Do You Know How To Boost Your Child's Self-Esteem?
Will parents' child-rearing practices affect a child's later self-esteem in school? Recent research studies of school-aged children appear to shed some light on this important question.
Researchers have generally defined self-esteem as the positive or negative evaluations one makes of one's self. Children with high self-esteem in school, for example, see themselves as accomplishing their own personal goals. Those with low self-esteem perceive a discrepancy between who they are and who they would like to be.
Certain patterns of child-rearing practices in the home appear to be important for the development of later self-esteem in school.
The parents of children with high self-esteem in school were found, in general, to have the following characteristics:
1. They listened attentively to what their child had to say.
2. They praised and encouraged independence.

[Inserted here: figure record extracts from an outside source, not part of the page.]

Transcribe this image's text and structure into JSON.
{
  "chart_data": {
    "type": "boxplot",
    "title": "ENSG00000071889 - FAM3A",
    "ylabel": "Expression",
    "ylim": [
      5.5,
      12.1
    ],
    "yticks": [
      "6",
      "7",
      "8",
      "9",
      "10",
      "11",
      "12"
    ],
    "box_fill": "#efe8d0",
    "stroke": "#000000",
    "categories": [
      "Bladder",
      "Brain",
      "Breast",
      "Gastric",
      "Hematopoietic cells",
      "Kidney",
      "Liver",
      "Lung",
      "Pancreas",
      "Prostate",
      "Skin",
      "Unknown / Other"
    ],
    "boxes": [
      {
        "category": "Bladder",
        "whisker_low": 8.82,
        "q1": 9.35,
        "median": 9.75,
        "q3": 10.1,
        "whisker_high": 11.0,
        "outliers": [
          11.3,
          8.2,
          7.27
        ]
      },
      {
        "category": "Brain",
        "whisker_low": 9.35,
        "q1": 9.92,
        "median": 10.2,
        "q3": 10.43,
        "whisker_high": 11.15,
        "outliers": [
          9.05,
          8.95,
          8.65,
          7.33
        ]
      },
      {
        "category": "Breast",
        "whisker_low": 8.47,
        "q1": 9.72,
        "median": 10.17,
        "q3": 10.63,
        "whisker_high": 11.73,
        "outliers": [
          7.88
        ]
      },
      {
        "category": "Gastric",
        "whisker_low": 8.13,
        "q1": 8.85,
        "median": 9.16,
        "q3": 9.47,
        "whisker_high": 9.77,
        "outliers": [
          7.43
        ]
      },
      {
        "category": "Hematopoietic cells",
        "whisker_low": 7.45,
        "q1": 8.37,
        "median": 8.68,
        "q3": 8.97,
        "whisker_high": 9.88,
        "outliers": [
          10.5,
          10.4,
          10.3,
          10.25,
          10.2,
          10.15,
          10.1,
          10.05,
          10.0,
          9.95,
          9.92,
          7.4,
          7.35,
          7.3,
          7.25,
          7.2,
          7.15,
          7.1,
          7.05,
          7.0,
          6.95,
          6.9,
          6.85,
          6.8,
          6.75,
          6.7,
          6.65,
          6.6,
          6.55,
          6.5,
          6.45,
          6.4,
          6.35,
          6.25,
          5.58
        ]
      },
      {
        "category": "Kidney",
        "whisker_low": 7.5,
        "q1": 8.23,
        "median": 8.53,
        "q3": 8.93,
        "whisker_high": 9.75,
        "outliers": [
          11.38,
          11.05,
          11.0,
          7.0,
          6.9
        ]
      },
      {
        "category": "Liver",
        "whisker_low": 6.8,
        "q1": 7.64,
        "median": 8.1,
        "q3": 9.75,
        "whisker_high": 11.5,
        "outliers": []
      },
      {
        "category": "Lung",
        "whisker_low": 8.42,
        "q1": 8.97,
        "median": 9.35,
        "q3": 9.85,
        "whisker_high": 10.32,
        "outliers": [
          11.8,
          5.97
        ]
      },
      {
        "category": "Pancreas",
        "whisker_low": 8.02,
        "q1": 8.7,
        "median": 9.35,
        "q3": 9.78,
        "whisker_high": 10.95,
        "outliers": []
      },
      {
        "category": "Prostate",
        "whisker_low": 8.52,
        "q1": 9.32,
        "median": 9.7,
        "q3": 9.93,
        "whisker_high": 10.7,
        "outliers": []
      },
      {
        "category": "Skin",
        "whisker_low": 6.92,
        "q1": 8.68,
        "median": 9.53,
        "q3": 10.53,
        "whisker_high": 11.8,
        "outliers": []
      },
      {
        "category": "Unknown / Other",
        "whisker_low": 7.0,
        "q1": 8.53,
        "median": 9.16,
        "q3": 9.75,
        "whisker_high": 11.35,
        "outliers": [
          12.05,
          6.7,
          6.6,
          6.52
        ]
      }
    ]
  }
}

3. They were clear and consistent in establishing rules for their child's behavior.
4. They provided their child with much emotional warmth and affection in the home.
On the other hand, it was found that children who were repeatedly told at home that they were "irresponsible," "stupid," or "immature" were more likely to develop a low opinion of themselves and to underestimate their abilities in school. The parents of children with low self-esteem were also more likely to combine permissiveness at home with intermittent severe punishments for misbehavior.
Of course, it is not easy for parents to always exhibit the positive characteristics that will foster high self-esteem in a child. It requires a great deal of patience, perseverance and self-control. This effort, however, appears to be well worthwhile in promoting a child's psychological well-being.
When children with high self-esteem in school were compared with children with low self-esteem, they were found to be more self-confident, earn better grades, have more friends, and view their relationship with their parents more positively.
The seeds of a child's positive self-esteem apparently are sown in the home during the important preschool years. The key parental attributes that foster positive self-esteem appear to be encouragement of a young child's ideas and sense of independence, combined with a clear and firm pattern of discipline, all of which must be provided within a very warm and loving home environment.